The title of the work itself works to implicate the (ostensibly, white) reader in this suffering. Joyce Carol Oates (2009) has noted that “The Artificial Nigger,” in spite of being one of O’Connor’s best short stories, is “virtually unteachable as a consequence of its blunt pseudo-racist title.” The controversy over the story’s title began, as Tison Pugh (584) explains, even before its publication. “John Crowe Ransom, the editor of the Kenyon Review, suggested that she change the title to avoid ‘insult[ing] the black folk’s sensibilities,’” Pugh explains, citing Sally Fitzgerald’s account of the exchange. Far from being an example of racial insensitivity, however, O’Connor’s refusal of Ransom’s suggestion to change the title of “The Artificial Nigger” preserved and reinforced both the spiritual and social messages of the story. “To have sanitized the title would have robbed the story of its real power,” writes Ralph C. Wood (2005, 144), “the power to invert racist intention into antiracist redemption.” As she does with African American suffering and racial différance throughout the story, O’Connor uses the grotesquery of the racially charged title as a means to her spiritual end. By identifying the eponymous “artificial nigger” within the story with Christ, she revivifies the “scandal of the cross” described by St. Paul (Gal 5:11).

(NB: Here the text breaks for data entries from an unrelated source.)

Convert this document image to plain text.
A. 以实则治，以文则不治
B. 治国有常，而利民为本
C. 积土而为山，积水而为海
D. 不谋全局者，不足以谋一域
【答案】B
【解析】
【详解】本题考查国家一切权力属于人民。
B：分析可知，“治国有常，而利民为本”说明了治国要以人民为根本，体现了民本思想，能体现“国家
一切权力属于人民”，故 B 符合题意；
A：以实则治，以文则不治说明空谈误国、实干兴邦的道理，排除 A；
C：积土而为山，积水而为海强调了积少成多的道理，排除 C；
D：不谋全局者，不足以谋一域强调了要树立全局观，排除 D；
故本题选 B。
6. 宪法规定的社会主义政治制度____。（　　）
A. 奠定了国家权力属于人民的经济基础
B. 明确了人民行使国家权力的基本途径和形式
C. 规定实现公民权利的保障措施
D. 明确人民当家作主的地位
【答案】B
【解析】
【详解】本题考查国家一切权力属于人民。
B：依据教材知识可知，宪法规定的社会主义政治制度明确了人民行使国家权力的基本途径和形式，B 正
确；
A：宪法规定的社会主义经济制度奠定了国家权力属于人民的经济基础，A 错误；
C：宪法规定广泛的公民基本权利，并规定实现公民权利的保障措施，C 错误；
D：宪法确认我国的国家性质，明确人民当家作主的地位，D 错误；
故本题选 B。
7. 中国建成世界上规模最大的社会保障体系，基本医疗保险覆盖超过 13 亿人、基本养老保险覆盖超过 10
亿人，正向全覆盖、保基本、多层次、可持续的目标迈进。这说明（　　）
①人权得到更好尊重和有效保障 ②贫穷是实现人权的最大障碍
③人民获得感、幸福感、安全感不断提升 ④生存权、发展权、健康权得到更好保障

This scandalousness—a shock registered on the part of both the ancient Jews and Romans at the notion of the God of the universe submitting to what the Roman orator Cicero described as “that most cruel and disgusting penalty” of crucifixion—is hardly registered by moderns as a result of a superficial familiarity with the image of the crucified Christ (Sheckler and Leith, 74). By revivifying the scandal of the cross and implicating the white reader in Mr. Head’s racism, she invites the reader to share in the end in Mr. Head’s conversion—a conversion which may not lead to reformed racial attitudes, but which strikes at the root of racism in the sinfulness of man (Monroe, 65).

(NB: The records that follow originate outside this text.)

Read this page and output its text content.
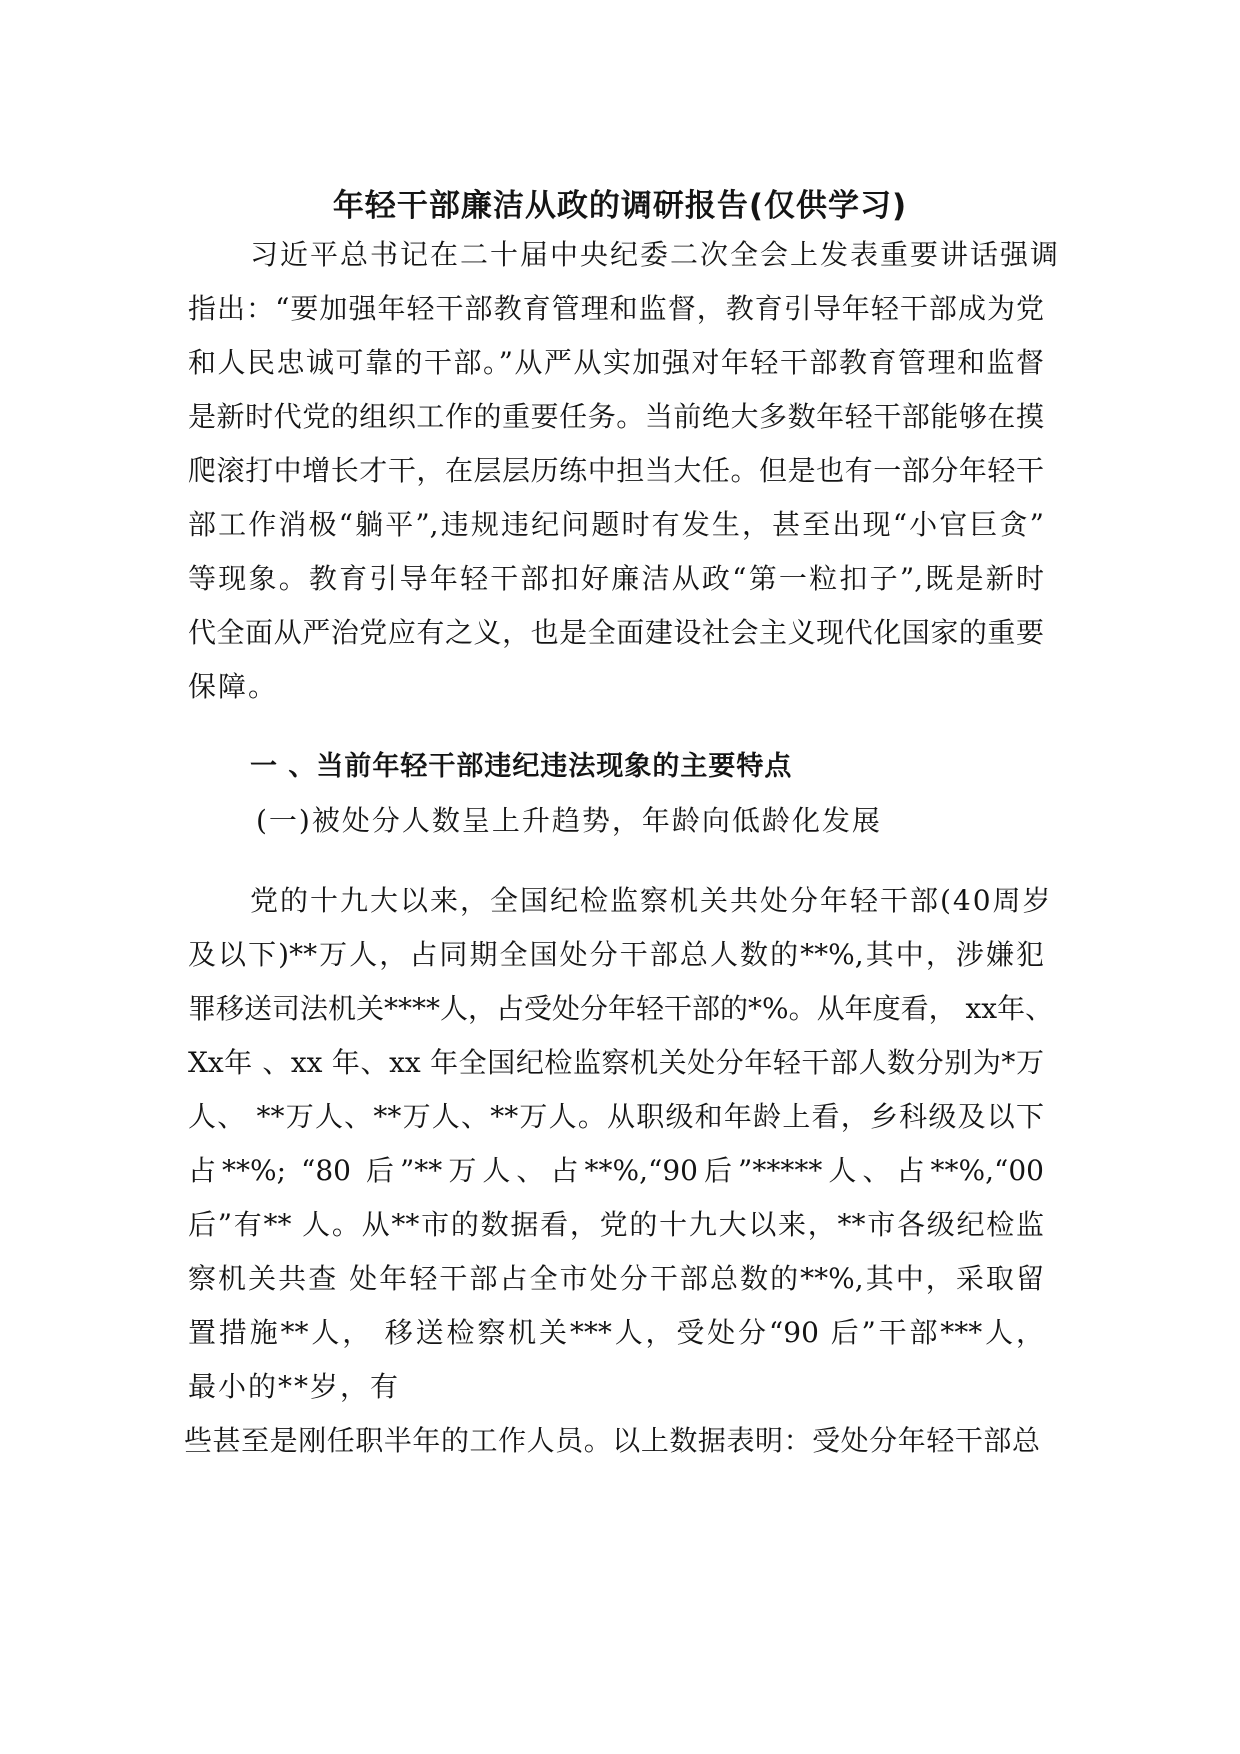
年轻干部廉洁从政的调研报告(仅供学习)
习近平总书记在二十届中央纪委二次全会上发表重要讲话强调
指出：“要加强年轻干部教育管理和监督，教育引导年轻干部成为党
和人民忠诚可靠的干部。”从严从实加强对年轻干部教育管理和监督
是新时代党的组织工作的重要任务。当前绝大多数年轻干部能够在摸
爬滚打中增长才干，在层层历练中担当大任。但是也有一部分年轻干
部工作消极“躺平”,违规违纪问题时有发生，甚至出现“小官巨贪”
等现象。教育引导年轻干部扣好廉洁从政“第一粒扣子”,既是新时
代全面从严治党应有之义，也是全面建设社会主义现代化国家的重要
保障。
一 、当前年轻干部违纪违法现象的主要特点
(一)被处分人数呈上升趋势，年龄向低龄化发展
党的十九大以来，全国纪检监察机关共处分年轻干部(40周岁
及以下)**万人，占同期全国处分干部总人数的**%,其中，涉嫌犯
罪移送司法机关****人，占受处分年轻干部的*%。从年度看， xx年、
Xx年 、xx 年、xx 年全国纪检监察机关处分年轻干部人数分别为*万
人、 **万人、**万人、**万人。从职级和年龄上看，乡科级及以下
占**%; “80 后”**万人、占**%,“90后”*****人、占**%,“00
后”有** 人。从**市的数据看，党的十九大以来，**市各级纪检监
察机关共查 处年轻干部占全市处分干部总数的**%,其中，采取留
置措施**人， 移送检察机关***人，受处分“90 后”干部***人，
最小的**岁，有
些甚至是刚任职半年的工作人员。以上数据表明：受处分年轻干部总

[1] All four gospels mention women disciples who gather at the site of the crucifixion. See Mt 27:55–56, Mk 15:40, Lk 23:49, and Jn 19:25. Matthew and Mark mention Mary Magdalene and the Virgin Mary by name while implying that there were others. John mentions Mary Magdalene, the Virgin Mary, and another Mary by name. Luke does not list any of their names. All three synoptic gospels also claim that the women disciples accompany Jesus’s body to the tomb. Matthew and Mark again identify Mary Magdalene and the Virgin Mary specifically while Luke offers no names. See Mt 27:61, Mk 15:47, and Lk 23:55. All four gospels also claim that Jesus’s woman disciples were the first to see him risen when they came to his tomb early on Sunday morning. Matthew names the women at the tomb as Mary Magdalene and what may be Jesus’s mother the Virgin Mary; Mark identifies Mary Magdalene and the Virgin Mary; Luke identifies Mary Magdalene, Joanna, and the Virgin Mary; and John mentions only Mary Magdalene by name. See Mt 28:1, Mk 16:1, Lk 24:10, and Jn 20:1. It is common for medieval and later Catholic depictions of the crucifixion to feature only two women, Mary Magdalene and the Virgin Mary. Depictions of the crucifixion with only the Virgin Mary and the apostle John at Jesus’s side are also common. See Roberts 2014, 194.